Some of Peter’s happiest memories – and also the memoir’s most lighthearted bits – are with his sons Hugo and Thomas. He fondly recalls going on hikes with them, how unconvinced they were by the myth of Narcissus, and watching them grow into their own. In addition to his sons, Peter’s deep affection for his sister keeps him tethered to life when things become dire.

And yet, one cannot ignore the constant current of displacement and unbelonging that buoys Peter. In his own words, he suffers from an “ineffable sense of loss”, “exudes an era of melancholy”, “sickness of the spirit” – a lifelong, incurable affliction. “Like an emotional aquifer”, Peter writes, “it can spring to the surface at the slightest signal.”

Flying against the wind, swimming against the current is second nature to Peter. As he gets on in age, retires from journalism, and writes his memoirs, it becomes startlingly clear to him that his home is Rhodesia – “a country that no longer exists” as poet Jim Moore had once said.

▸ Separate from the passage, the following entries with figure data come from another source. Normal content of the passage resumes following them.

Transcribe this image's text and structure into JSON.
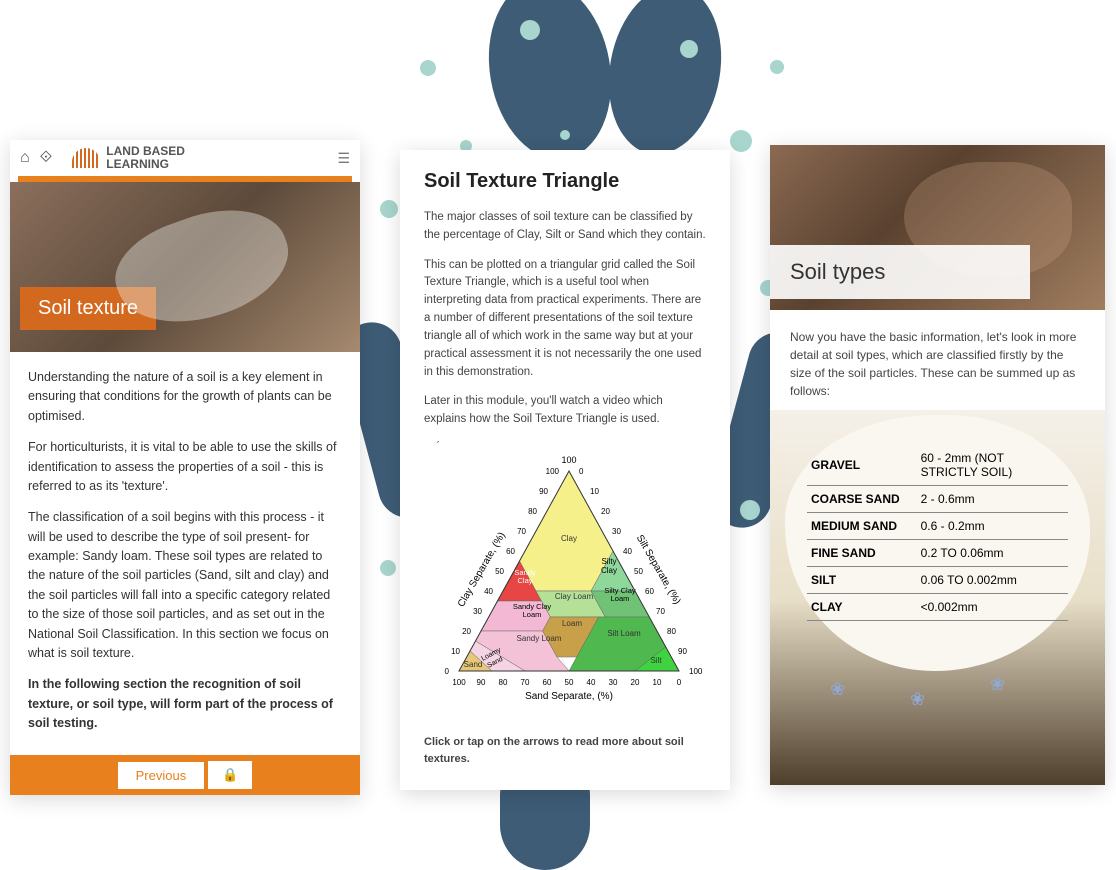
{
  "decorations": {
    "blob_color": "#3e5c76",
    "dot_color": "#a8d5ce"
  },
  "card1": {
    "brand_top": "LAND BASED",
    "brand_bottom": "LEARNING",
    "title": "Soil texture",
    "p1": "Understanding the nature of a soil is a key element in ensuring that conditions for the growth of plants can be optimised.",
    "p2": "For horticulturists, it is vital to be able to use the skills of identification to assess the properties of a soil - this is referred to as its 'texture'.",
    "p3": "The classification of a soil begins with this process - it will be used to describe the type of soil present- for example: Sandy loam. These soil types are related to the nature of the soil particles (Sand, silt and clay) and the soil particles will fall into a specific category related to the size of those soil particles, and as set out in the National Soil Classification. In this section we focus on what is soil texture.",
    "p4": "In the following section the recognition of soil texture, or soil type, will form part of the process of soil testing.",
    "prev_label": "Previous",
    "accent": "#e8801e"
  },
  "card2": {
    "title": "Soil Texture Triangle",
    "p1": "The major classes of soil texture can be classified by the percentage of Clay, Silt or Sand which they contain.",
    "p2": "This can be plotted on a triangular grid called the Soil Texture Triangle, which is a useful tool when interpreting data from practical experiments. There are a number of different presentations of the soil texture triangle all of which work in the same way but at your practical assessment it is not necessarily the one used in this demonstration.",
    "p3": "Later in this module, you'll watch a video which explains how the Soil Texture Triangle is used.",
    "hint": "Click or tap on the arrows to read more about soil textures.",
    "triangle": {
      "axis_top": "100",
      "ticks": [
        "10",
        "20",
        "30",
        "40",
        "50",
        "60",
        "70",
        "80",
        "90",
        "100"
      ],
      "left_label": "Clay Separate, (%)",
      "right_label": "Silt Separate, (%)",
      "bottom_label": "Sand Separate, (%)",
      "regions": [
        {
          "name": "Clay",
          "color": "#f5f08a"
        },
        {
          "name": "Silty Clay",
          "color": "#8fd89b"
        },
        {
          "name": "Sandy Clay",
          "color": "#e84545"
        },
        {
          "name": "Clay Loam",
          "color": "#b4e197"
        },
        {
          "name": "Silty Clay Loam",
          "color": "#6fc276"
        },
        {
          "name": "Sandy Clay Loam",
          "color": "#f2b8d4"
        },
        {
          "name": "Loam",
          "color": "#c9a04a"
        },
        {
          "name": "Sandy Loam",
          "color": "#f4c2d7"
        },
        {
          "name": "Silt Loam",
          "color": "#4fb84f"
        },
        {
          "name": "Loamy Sand",
          "color": "#f5d4e3"
        },
        {
          "name": "Sand",
          "color": "#e8c878"
        },
        {
          "name": "Silt",
          "color": "#3fd43f"
        }
      ]
    }
  },
  "card3": {
    "title": "Soil types",
    "intro": "Now you have the basic information, let's look in more detail at soil types, which are classified firstly by the size of the soil particles. These can be summed up as follows:",
    "rows": [
      {
        "k": "GRAVEL",
        "v": "60 - 2mm (NOT STRICTLY SOIL)"
      },
      {
        "k": "COARSE SAND",
        "v": "2 - 0.6mm"
      },
      {
        "k": "MEDIUM SAND",
        "v": "0.6  - 0.2mm"
      },
      {
        "k": "FINE SAND",
        "v": "0.2  TO 0.06mm"
      },
      {
        "k": "SILT",
        "v": "0.06 TO 0.002mm"
      },
      {
        "k": "CLAY",
        "v": "<0.002mm"
      }
    ]
  }
}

Godwin’s piercing prose deftly balances the tragic and the comic. Its lyrical quality – the author clearly loves good alliteration! – is complemented by its emotional heavy lifting. The decision to merge his mother’s story with his own turns out to be the memoir’s trump card – the apple indeed does not fall from the tree. Her history does not simply foretell the story of her son, but also of the long project of colonialism and displacement, and those who live with lifelong wounds for resisting these evils.

Exit Wounds: A Story of Love, Loss and Occasional Wars, Peter Godwin, Canongate.